Myanmar alberga algunas de las insurgencias más antiguas del mundo, y algunas de las más recientes. Ko Khaht pertenece a las Fuerzas de Defensa del Pueblo (PDF), creadas tras la toma del poder por una junta militar en 2021. Es el brazo armado del Gobierno de Unidad Nacional, un Estado paralelo de activistas, políticos y líderes étnicos que pretende restaurar la democracia. Se unió a él después de ver cómo unos soldados asesinaban a un hombre delante de su casa. Hizo una pequeña maleta y huyó a la frontera tailandesa, donde trabajó en una unidad de desactivación de bombas. Ha perdido la mano derecha y tiene la piel marcada por la metralla.
La lucha en Myanmar es asombrosamente compleja. Unos 200 grupos armados controlan partes del territorio o luchan por derrocar al gobierno. Algunos son ejércitos que buscan la autonomía de grandes grupos étnicos; otros son milicias locales que intentan defender una sola aldea. El país no ha vivido un año sin conflictos desde su independencia en 1948. Sin embargo, incluso en comparación con este pasado violento, las normas se han atrofiado en los dos últimos años. “Hay un nuevo nivel de brutalidad, con el tono establecido desde arriba”, afirma Richard Horsey, de Crisis Group.
En marzo, una compañía que se autodenominó “Columna Ogro” se dejó caer en Sagaing, en el centro de Myanmar. Se dedicaron a matar, violar y torturar. Si el objetivo es aplastar la resistencia, no está funcionando. Los rebeldes dicen que estas atrocidades refuerzan su determinación.

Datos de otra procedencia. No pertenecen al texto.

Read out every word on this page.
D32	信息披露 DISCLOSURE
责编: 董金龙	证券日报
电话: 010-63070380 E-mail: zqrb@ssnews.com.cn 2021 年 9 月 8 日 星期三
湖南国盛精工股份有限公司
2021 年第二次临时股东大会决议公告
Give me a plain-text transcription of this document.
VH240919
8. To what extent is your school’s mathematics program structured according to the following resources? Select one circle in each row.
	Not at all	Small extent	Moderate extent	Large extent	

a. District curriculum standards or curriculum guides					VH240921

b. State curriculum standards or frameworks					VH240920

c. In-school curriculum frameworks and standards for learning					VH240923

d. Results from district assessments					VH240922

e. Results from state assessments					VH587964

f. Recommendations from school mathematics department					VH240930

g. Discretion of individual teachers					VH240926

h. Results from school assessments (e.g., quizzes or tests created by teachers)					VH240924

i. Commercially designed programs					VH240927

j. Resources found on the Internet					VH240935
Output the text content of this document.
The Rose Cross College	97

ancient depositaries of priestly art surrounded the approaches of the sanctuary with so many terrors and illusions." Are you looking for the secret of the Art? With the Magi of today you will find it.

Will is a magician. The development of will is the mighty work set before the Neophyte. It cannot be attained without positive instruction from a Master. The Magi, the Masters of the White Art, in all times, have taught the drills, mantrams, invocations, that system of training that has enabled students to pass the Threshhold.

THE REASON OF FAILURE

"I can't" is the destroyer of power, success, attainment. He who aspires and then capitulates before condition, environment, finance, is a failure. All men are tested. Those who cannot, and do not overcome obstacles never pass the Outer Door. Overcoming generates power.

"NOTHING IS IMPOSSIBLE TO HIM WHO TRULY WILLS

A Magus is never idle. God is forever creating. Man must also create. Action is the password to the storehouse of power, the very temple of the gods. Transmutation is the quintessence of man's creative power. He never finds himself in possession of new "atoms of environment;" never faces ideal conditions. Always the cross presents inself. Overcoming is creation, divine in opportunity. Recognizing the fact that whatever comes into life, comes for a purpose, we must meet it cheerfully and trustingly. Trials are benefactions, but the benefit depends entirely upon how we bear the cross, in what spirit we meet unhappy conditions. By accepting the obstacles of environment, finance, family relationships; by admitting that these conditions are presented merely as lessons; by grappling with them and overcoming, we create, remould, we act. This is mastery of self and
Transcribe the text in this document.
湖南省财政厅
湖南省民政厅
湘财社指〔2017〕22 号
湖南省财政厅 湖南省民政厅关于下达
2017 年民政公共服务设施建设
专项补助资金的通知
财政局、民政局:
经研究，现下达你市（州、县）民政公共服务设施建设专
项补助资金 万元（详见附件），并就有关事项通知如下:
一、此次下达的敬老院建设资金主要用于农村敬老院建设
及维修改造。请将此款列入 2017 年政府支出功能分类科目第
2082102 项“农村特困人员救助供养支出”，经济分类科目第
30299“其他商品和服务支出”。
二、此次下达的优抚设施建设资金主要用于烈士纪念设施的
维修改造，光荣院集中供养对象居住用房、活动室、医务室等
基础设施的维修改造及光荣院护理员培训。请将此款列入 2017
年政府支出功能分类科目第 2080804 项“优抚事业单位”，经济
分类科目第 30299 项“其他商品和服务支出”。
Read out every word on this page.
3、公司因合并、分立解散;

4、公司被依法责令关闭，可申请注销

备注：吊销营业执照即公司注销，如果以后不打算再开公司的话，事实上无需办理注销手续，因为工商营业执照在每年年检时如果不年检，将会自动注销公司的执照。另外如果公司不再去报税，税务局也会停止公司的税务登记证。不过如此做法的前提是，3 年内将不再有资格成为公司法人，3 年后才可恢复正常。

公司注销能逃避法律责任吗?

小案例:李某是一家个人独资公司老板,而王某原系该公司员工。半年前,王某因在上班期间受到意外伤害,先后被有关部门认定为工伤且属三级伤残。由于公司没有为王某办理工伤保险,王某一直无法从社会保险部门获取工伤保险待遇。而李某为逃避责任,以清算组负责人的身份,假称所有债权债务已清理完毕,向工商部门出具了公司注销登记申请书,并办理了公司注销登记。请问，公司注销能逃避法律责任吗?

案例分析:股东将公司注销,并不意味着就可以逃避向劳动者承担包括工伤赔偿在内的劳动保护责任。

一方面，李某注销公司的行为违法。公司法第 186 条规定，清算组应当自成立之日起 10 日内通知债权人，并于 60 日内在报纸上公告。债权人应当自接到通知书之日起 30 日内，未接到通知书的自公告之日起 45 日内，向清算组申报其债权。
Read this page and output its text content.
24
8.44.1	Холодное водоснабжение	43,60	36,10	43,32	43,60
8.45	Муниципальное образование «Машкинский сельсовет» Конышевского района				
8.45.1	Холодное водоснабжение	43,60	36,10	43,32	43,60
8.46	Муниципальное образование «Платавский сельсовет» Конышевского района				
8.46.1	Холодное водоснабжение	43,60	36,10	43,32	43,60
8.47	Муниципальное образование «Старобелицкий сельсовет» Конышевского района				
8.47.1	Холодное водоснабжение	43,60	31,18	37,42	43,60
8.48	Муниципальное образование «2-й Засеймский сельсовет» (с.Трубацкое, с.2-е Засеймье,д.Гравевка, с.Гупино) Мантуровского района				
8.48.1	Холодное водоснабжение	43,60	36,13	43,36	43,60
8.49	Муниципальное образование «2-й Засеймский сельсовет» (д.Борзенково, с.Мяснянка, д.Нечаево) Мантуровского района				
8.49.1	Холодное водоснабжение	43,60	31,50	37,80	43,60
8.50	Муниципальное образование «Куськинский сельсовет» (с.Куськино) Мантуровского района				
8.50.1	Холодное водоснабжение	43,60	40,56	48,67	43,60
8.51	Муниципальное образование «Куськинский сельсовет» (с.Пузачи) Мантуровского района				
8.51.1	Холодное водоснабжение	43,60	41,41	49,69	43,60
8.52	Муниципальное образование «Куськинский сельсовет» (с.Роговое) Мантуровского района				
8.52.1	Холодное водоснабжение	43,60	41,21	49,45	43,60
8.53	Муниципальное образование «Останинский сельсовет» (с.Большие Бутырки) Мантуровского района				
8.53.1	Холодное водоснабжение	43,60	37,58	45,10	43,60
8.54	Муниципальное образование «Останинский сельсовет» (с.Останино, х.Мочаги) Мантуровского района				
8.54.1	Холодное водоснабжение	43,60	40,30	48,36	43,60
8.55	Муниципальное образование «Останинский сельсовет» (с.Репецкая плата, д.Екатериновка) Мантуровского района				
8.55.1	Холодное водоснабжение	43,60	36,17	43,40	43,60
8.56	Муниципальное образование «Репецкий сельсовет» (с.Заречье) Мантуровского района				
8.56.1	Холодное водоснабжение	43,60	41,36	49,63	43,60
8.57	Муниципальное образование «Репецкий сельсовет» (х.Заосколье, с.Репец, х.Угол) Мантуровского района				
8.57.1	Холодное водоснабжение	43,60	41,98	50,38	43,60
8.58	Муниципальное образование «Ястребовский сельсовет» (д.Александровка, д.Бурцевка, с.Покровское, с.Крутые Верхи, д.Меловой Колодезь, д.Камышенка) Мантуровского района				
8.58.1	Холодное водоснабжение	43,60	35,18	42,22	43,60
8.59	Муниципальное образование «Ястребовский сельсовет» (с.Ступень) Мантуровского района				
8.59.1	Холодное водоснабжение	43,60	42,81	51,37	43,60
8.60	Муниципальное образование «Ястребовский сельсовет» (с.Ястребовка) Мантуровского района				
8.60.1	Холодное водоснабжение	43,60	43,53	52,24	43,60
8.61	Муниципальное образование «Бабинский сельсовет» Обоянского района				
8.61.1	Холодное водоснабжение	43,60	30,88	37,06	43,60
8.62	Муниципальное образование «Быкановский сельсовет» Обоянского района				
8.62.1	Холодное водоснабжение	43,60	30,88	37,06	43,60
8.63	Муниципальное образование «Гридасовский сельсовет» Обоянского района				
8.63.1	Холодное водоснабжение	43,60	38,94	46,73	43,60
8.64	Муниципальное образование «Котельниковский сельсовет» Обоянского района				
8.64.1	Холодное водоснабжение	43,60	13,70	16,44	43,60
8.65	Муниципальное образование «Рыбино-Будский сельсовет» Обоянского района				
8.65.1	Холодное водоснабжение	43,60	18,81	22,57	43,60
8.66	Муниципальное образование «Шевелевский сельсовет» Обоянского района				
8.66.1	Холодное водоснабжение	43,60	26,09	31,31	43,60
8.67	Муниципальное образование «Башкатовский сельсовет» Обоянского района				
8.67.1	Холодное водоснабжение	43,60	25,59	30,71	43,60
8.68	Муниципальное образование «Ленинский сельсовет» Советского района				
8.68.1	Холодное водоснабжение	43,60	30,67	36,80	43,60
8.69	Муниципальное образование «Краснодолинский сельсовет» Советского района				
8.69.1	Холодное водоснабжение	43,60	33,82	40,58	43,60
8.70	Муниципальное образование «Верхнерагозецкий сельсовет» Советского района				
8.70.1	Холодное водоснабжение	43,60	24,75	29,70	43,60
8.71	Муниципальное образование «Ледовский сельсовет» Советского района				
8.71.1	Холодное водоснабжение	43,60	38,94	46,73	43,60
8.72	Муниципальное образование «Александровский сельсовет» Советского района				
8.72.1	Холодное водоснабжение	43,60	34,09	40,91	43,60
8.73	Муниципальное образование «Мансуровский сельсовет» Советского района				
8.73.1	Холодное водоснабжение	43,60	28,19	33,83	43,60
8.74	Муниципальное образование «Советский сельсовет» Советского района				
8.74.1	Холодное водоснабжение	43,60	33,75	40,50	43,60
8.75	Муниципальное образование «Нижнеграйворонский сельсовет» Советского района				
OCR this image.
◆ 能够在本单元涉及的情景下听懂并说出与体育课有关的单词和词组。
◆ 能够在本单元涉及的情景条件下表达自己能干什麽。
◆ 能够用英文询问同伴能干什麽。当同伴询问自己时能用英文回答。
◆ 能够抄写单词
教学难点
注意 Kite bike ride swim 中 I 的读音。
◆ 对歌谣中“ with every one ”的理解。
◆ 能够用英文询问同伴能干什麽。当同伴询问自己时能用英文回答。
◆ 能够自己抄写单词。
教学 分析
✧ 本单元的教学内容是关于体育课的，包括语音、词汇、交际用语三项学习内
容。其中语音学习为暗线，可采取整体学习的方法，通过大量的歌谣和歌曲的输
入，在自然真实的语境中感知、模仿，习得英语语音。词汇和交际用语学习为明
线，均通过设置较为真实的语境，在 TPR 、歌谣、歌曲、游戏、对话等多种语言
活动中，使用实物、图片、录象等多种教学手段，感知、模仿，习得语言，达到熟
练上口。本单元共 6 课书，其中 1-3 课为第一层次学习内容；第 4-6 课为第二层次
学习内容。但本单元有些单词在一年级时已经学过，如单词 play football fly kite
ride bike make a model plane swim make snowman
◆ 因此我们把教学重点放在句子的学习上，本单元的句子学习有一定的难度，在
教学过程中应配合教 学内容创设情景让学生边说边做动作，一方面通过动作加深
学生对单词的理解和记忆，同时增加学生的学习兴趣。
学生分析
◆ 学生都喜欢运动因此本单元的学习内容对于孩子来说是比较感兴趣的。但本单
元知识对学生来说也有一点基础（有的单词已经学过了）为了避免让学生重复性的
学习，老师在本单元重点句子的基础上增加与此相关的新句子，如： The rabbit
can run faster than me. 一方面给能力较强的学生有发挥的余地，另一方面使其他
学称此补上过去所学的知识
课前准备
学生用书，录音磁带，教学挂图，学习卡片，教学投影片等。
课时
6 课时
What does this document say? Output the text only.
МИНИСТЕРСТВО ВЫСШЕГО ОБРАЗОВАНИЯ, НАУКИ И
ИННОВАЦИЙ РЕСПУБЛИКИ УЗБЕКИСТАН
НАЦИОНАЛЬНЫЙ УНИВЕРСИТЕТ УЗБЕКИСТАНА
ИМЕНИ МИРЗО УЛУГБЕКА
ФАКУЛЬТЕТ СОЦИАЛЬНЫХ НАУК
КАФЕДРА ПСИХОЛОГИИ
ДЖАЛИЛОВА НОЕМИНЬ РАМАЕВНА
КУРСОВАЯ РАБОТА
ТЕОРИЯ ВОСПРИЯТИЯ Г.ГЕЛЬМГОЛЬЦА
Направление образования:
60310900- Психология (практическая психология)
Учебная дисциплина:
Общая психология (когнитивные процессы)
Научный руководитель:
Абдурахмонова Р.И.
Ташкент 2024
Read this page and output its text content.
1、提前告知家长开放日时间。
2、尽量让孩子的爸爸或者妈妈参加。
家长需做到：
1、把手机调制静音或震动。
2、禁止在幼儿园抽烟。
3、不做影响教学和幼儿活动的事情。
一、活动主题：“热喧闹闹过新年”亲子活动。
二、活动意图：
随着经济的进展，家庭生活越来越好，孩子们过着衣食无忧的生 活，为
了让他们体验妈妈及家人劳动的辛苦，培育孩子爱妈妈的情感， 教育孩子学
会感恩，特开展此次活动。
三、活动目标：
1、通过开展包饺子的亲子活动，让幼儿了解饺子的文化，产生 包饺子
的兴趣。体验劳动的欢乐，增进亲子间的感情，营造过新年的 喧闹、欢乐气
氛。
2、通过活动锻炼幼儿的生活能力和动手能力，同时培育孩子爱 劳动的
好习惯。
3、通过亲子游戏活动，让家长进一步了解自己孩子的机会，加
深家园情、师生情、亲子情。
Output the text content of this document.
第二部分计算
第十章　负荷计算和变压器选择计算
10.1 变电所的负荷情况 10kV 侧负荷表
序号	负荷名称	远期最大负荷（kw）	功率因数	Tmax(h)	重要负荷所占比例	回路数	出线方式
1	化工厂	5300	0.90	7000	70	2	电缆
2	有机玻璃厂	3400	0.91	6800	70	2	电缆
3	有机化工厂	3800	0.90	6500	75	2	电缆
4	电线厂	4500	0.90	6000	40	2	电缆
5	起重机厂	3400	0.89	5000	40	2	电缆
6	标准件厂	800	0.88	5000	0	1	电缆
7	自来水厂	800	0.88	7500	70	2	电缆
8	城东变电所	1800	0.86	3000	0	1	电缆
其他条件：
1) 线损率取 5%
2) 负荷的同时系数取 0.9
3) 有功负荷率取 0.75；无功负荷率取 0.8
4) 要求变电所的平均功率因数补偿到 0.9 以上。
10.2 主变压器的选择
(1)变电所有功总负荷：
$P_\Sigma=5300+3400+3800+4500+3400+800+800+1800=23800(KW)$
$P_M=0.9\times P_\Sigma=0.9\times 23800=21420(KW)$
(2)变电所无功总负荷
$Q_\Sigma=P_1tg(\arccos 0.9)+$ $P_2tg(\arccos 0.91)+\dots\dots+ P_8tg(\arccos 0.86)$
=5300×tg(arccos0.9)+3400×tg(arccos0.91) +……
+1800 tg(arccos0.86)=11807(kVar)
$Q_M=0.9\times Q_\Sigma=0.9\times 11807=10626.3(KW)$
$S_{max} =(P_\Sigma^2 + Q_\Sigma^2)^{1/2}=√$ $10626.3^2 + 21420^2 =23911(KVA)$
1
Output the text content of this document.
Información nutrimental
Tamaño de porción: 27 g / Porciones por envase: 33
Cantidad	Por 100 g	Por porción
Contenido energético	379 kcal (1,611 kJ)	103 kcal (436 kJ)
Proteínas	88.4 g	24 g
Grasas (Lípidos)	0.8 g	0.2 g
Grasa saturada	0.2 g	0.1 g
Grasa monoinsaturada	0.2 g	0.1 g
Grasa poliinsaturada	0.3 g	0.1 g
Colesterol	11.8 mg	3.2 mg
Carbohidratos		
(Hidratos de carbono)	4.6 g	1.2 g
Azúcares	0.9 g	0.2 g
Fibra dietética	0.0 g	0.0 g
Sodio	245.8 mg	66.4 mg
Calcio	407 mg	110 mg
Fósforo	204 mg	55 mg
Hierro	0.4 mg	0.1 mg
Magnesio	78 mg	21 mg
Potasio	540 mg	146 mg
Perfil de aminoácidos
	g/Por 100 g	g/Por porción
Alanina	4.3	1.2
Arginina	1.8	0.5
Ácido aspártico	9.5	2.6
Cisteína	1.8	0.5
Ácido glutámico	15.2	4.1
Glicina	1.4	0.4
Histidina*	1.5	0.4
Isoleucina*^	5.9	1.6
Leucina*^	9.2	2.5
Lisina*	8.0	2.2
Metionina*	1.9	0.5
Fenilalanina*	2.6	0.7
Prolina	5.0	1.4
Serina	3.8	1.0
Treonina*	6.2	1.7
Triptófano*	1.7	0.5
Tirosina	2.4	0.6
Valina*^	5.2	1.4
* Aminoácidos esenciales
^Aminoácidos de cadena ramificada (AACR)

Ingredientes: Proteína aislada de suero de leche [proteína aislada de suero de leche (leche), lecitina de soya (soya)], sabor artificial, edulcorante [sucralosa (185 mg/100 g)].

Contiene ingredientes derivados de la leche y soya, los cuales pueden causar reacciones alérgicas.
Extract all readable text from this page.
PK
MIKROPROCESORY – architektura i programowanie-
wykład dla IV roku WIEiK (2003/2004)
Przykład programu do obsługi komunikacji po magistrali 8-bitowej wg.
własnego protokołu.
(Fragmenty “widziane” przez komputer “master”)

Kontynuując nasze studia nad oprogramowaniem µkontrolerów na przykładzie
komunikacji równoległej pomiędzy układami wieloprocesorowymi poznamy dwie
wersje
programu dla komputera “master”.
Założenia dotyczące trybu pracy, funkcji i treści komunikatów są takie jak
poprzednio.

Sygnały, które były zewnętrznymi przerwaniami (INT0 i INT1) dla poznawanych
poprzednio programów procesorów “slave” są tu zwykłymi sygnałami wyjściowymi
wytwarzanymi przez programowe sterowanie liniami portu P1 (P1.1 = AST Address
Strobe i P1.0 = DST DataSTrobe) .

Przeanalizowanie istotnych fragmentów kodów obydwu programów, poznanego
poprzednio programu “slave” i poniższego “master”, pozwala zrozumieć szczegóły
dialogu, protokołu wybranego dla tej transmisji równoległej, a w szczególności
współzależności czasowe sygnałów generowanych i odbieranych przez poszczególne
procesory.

El cambio climático está en juego: la insurgencia ha cobrado fuerza en la zona seca central, empobrecida por la sequía. La delincuencia también da a muchos combatientes una razón para seguir luchando. El ejército está profundamente implicado en el contrabando de heroína y jade, al igual que algunas milicias étnicas. Horsey espera que la guerra “se prolongue durante toda una generación”.
Para los que mueren como ganado
En el mundo no faltan ideas para poner fin a las guerras. Encontrar un mediador respetado. Iniciar conversaciones extraoficiales mucho antes de que los beligerantes estén dispuestos a reunirse públicamente. Incluir a más mujeres y grupos de la sociedad civil en el proceso de paz. Aceptar que cualquier acuerdo de paz será probablemente feo. “Excluir de la política a la gente que no te gusta no funciona”, señala David Miliband, responsable de IRC. Purgar al ejército iraquí de todos los partidarios del régimen de Sadam Husein fue un error, como lo fue intentar construir un sistema en Afganistán sin los talibanes. Pero las medidas más importantes (construir Estados funcionales en países devastados por la guerra, frenar el cambio climático) podrían tardar décadas en aplicarse.
Y los esfuerzos mundiales para promover la paz se ven obstaculizados por el hecho de que dos miembros con derecho a veto del UNSC son violadores seriales de los derechos humanos que se oponen a interferir en los asuntos internos de regímenes salpicados de sangre. Rusia ha utilizado su derecho de veto 23 veces en la última década, frustrando resoluciones para permitir más ayuda a Siria, investigar crímenes de guerra en los Balcanes y (por supuesto) defender la soberanía de Ucrania. China ha emitido nueve. Estados Unidos ha emitido tres, la mayoría para proteger a Israel; Francia y Gran Bretaña, ninguna. Entre 2001 y 2010, cuando las ambiciones imperiales de Putin eran más limitadas y Xi Jinping aún no estaba en el poder, Rusia sólo emitió cuatro vetos; China, dos.
Una propuesta francesa para suspender el veto cuando se produzcan atrocidades masivas fue aprobada por la Asamblea General de la ONU el año pasado, pero no ha pasado la pluma de veto de Putin. El mundo está entrando en lo que Miliband denomina “una era de impunidad”.